Meski menggunakan bantuan teknologi, perhatian warganet tetap banyak tertuju pada perubahan penampilan setiap artis. Sebagian terlihat sangat berbeda sehingga pengikut mereka membutuhkan waktu untuk mengenali wajah yang ditampilkan. Ada pula yang dinilai mempunyai karakter wajah yang cocok dengan gaya kecantikan era 80-an. Komentar mengenai kemiripan dengan orang tua ketika masih muda juga menjadi salah satu respons yang sering muncul pada tren foto nostalgia. Hal tersebut membuat unggahan tidak hanya menjadi hiburan visual, tetapi juga memunculkan percakapan mengenai perubahan standar kecantikan dari satu generasi ke generasi berikutnya. Foto akhirnya menjadi ruang untuk membandingkan estetika masa lalu dengan masa kini.
Fenomena tersebut memperlihatkan kuatnya daya tarik nostalgia dalam budaya populer. Musik, fesyen, film, dan desain dari dekade sebelumnya berulang kali kembali digunakan sebagai inspirasi oleh generasi yang bahkan belum lahir pada masa tersebut. Era 80-an mempunyai karakter visual yang mudah dikenali sehingga relatif mudah diterjemahkan ke dalam konten media sosial. Warna yang berani, tata rambut besar, dan nuansa analog memberikan kontras terhadap estetika digital yang sangat bersih dan tajam. Perbedaan itulah yang membuat gaya retro terasa segar ketika muncul kembali. Bagi generasi yang pernah mengalami periode tersebut, tren ini juga dapat membawa kembali ingatan terhadap foto keluarga maupun budaya populer pada masa muda mereka.
Tren foto vintage juga memperlihatkan perubahan cara masyarakat berinteraksi dengan teknologi kecerdasan buatan dan pengeditan visual. Teknologi tidak selalu digunakan untuk menciptakan sesuatu yang futuristis, tetapi justru dapat membawa pengguna kembali ke estetika masa lalu. Pengguna dapat bereksperimen dengan berbagai periode tanpa harus mempunyai pakaian, lokasi, maupun perlengkapan fotografi yang sesuai. Namun, hasil visual tetap perlu dipahami sebagai bentuk kreasi atau manipulasi digital apabila memang dibuat menggunakan teknologi tersebut.

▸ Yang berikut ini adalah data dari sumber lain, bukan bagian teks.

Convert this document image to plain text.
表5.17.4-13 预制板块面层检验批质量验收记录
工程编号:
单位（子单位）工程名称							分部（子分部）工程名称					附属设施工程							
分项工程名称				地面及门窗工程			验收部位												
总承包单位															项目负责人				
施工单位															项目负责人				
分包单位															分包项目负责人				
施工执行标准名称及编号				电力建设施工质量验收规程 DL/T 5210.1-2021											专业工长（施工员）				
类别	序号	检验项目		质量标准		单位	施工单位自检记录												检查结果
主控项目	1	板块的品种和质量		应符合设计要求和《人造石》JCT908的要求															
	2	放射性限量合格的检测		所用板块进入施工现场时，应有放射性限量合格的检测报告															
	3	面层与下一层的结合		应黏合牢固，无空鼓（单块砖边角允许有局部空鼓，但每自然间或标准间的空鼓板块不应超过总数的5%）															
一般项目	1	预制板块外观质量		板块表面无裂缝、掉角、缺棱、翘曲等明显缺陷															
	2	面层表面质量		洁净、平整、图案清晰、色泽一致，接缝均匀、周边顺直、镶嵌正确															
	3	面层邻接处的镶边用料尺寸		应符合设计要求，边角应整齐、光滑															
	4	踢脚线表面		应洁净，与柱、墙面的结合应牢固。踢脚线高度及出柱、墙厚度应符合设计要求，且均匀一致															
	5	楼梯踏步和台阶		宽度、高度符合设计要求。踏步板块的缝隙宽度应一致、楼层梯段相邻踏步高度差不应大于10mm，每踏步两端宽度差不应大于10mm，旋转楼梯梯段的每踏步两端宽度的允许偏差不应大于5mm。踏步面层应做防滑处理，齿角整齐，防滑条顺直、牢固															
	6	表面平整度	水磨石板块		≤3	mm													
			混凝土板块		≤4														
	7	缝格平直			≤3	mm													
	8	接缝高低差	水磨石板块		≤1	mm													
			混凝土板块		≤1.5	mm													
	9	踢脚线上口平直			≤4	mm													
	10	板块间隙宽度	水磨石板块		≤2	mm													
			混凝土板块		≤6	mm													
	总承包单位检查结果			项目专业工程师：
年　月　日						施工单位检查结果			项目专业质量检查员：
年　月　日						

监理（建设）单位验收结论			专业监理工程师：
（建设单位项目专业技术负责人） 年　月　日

Transparansi menjadi penting terutama ketika hasilnya sangat realistis dan berpotensi dianggap sebagai dokumentasi asli. Dalam konteks tren hiburan, penggunaan teknologi lebih banyak diarahkan untuk eksperimen visual dan nostalgia.
Kemunculan kembali gaya 80-an juga dapat memberikan pengaruh terhadap tren fesyen dan kecantikan. Ketika konten retro mendapatkan perhatian besar, unsur tertentu dapat kembali diadaptasi dalam pakaian maupun riasan sehari-hari. Siklus tersebut sebelumnya telah terlihat pada kembalinya berbagai tren dari era 1990-an dan awal 2000-an. Generasi baru biasanya tidak meniru seluruh gaya secara utuh, melainkan mengambil elemen tertentu kemudian menggabungkannya dengan estetika kontemporer. Hasilnya adalah gaya baru yang mempunyai referensi masa lalu tetapi tetap terasa relevan. Popularitas figur publik dalam mengikuti tren dapat mempercepat penyebaran inspirasi tersebut kepada pengikut mereka.
Deretan artis yang mengikuti tren foto era 80-an pada akhirnya menunjukkan bahwa nostalgia masih menjadi salah satu tema yang kuat di media sosial. Transformasi rambut, riasan, pakaian, dan karakter foto membuat para figur publik tampil dengan wajah yang terasa familiar sekaligus berbeda. Gaya vintage tersebut berhasil menjadi sorotan karena menawarkan perubahan visual yang cukup drastis dari penampilan mereka sehari-hari. Dukungan teknologi membuat siapa pun semakin mudah bereksperimen dengan estetika dari berbagai periode. Tren serupa kemungkinan akan terus berkembang dengan mengangkat dekade lain sebagai inspirasi berikutnya. Untuk sementara, nuansa tahun 80-an dengan gaya berani dan karakter visual yang khas kembali mendapatkan panggung di tengah budaya media sosial modern.